Will steps forward robotically and pulls out Luz’s chair, his face tight and drawn, a long scratch on his right cheek livid under the fluorescent lights.

Dars makes a show of welcoming them all, then settles back in his chair. “I understand the government has a motion,” he says, and nods at Shauna.

She stands. “Your Honor, the defendant consulted with an attorney, Jorge Estrada, in the months and days leading up to the murder. The government believes that Mr. Estrada will be a key witness at trial, which is scheduled to begin next week. We’ve subpoenaed him here today because he has rebuffed our attempts to speak with him, claiming that his conversations with the defendant are protected by the attorney-client privilege.”

Dars passes his hand over his pompadour, slick as sealskin. “Well, aren’t they?

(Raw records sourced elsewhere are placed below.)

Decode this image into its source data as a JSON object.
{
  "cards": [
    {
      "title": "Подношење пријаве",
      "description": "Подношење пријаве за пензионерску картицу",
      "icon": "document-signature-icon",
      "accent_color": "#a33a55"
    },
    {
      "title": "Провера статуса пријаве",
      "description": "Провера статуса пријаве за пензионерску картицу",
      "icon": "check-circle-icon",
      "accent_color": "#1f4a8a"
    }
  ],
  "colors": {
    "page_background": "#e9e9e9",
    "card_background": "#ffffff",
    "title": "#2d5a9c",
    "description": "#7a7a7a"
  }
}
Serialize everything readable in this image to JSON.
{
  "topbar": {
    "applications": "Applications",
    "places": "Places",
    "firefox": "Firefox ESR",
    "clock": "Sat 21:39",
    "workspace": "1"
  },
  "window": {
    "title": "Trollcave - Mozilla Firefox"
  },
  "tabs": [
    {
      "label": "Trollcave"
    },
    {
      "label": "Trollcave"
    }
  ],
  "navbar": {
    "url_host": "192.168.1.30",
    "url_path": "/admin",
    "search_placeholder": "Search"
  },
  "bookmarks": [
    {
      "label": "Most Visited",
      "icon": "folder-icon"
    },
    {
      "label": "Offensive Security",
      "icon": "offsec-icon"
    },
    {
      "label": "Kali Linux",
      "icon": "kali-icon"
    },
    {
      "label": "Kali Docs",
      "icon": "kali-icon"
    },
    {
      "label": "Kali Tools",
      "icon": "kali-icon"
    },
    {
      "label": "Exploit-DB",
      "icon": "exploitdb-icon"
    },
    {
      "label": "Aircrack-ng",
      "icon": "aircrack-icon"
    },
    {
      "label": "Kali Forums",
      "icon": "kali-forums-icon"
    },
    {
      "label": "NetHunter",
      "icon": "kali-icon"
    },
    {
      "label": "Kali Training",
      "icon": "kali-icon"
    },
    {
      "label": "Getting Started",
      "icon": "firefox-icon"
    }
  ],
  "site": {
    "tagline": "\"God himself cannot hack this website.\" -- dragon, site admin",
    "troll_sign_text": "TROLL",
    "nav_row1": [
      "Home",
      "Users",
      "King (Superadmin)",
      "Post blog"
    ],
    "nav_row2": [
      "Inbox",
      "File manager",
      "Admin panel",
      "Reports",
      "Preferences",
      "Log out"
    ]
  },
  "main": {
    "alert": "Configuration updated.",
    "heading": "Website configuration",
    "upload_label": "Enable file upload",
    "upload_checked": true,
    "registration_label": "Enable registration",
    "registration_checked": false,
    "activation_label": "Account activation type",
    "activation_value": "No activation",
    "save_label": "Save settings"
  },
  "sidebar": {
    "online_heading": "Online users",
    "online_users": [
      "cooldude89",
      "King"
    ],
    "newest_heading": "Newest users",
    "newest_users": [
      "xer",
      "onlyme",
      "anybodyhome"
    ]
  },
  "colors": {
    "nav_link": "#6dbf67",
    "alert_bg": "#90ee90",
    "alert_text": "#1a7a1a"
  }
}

That’s what I learned in my first year of law school anyway. But maybe we do things differently at Harvard.” He smiles at Abby. “Ms. Rosenberg, isn’t that what you recall learning when you were there?”

Abby feels her smile freeze in a rictus on her face.

Dars turns to Shauna. “I’m a bit older than your worthy opponent, so we didn’t overlap. But as I recall, an attorney has a sacred obligation to keep the contents of his communications with his client a secret. What’s that case when Bill Clinton was in office, the White House Counsel who killed himself?” Dars looks up and snaps his fingers. “Vince Foster. The Supreme Court said even when Foster was buried six feet underground, they still couldn’t make his lawyer talk.” Dars smiles his ghastly smile again. “So why should I make that extraordinary demand of Mr. Estrada?”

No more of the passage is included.